The British Army Warfighting Experiment 21 (AWE 21) and the associated Exercise DYNAMIC WARRIOR recently concluded on Salisbury Plain, writes Bob Morrison.
Much as we should have liked to have provided independent press coverage of AWE 21 and DYNAMIC WARRIOR, regrettably UK MoD did not invite us and indeed ignored our communications requesting details of when the media would be granted access¥.

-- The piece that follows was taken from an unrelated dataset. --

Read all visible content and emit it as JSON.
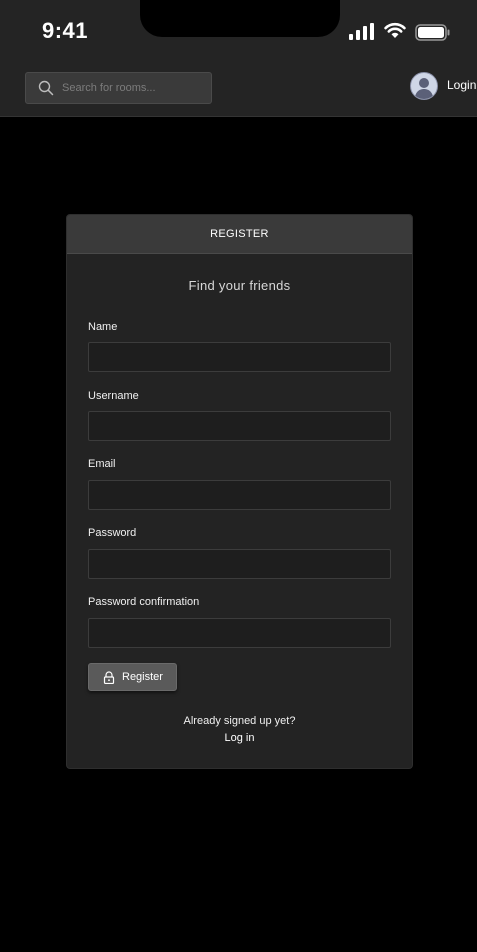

As far as we can determine 16 or 17 Industry Partners, including many whose new technology we regularly cover in our Defence Industry News section, contributed to the month-long experiment which sought to harness technology to prepare for complex future warfare. The bulk of the military personnel who participated on the two-week Ex DYNAMIC WARRIOR phase appear to have been drawn from The Queen’s Royal Hussars, The Light Dragoons, The Rifles, The Duke of Lancaster’s Regiment and the 1st Battalion, of the US Army’s 29th Infantry Regiment. New technology showcased included Augmented Reality, Virtual Reality and Simulated Training aimed at enhancing the soldier’s collective training experience in a cost effective and realistic way.
In a Press Release coinciding with a visit to AWE 21 on 7th October by Minister for the Armed Forces, James Heappey MP, accompanied by senior officers, the Deputy Chief of the General Staff, Lt Gen Sir Christopher Tickell KBE, is quoted as saying: “AWE 21 seeks to harness technology to prepare for complex future warfare. It has been designed to experiment with and showcase next generation Collective Training Systems (CTS) to inform future Army and wider Defence force development decisions.”
From the small number of MoD images subsequently released and the 40-page Product Book published for attendees, it looks like this could have been a great opportunity to inform our readership on the latest iteration of AWE (which I last covered in 2017 for the late C&S Magazine). Some members of the media were indeed invited to visit AWE 21 a couple of days ago, hence the ‘Joe 90 Glasses’ story run today by one of the Nationals, but whether or not any in-depth independent coverage surfaces of the sterling work being done by the participating Industry Partners, in conjunction with DE&S and Dstl, remains to be seen.
¥ Editor’s Comment: We know from the December 2020 Kelly Report (see UK MoD Media Blacklisting Allegations ) that the MoD does not officially operate a Media Blacklist in breach of the Civil Service Code, so JOINT-FORCES cannot be on such a list. However one must assume they are running a Media Whitelist instead, which presumably we are not on either. Why else would MoD personnel ignore our polite emails requesting AWE 21 media access dates after the duty officers on the MoD Main Building Press Desk phone line, unable to give answers themselves, provided press officials’ contact details and told us “please send ### an email with your questions”? I know that working from home, as many civil servants have been doing for the last 18 months, is not always easy ~ like our other journalist contributors, I have mostly worked from home myself for a great many years ~ but reading and binning an email rather than answering it or suggesting somebody else to ask the question of, strikes me as being pretty poor behaviour… unless, of course, we are being Blacklisted.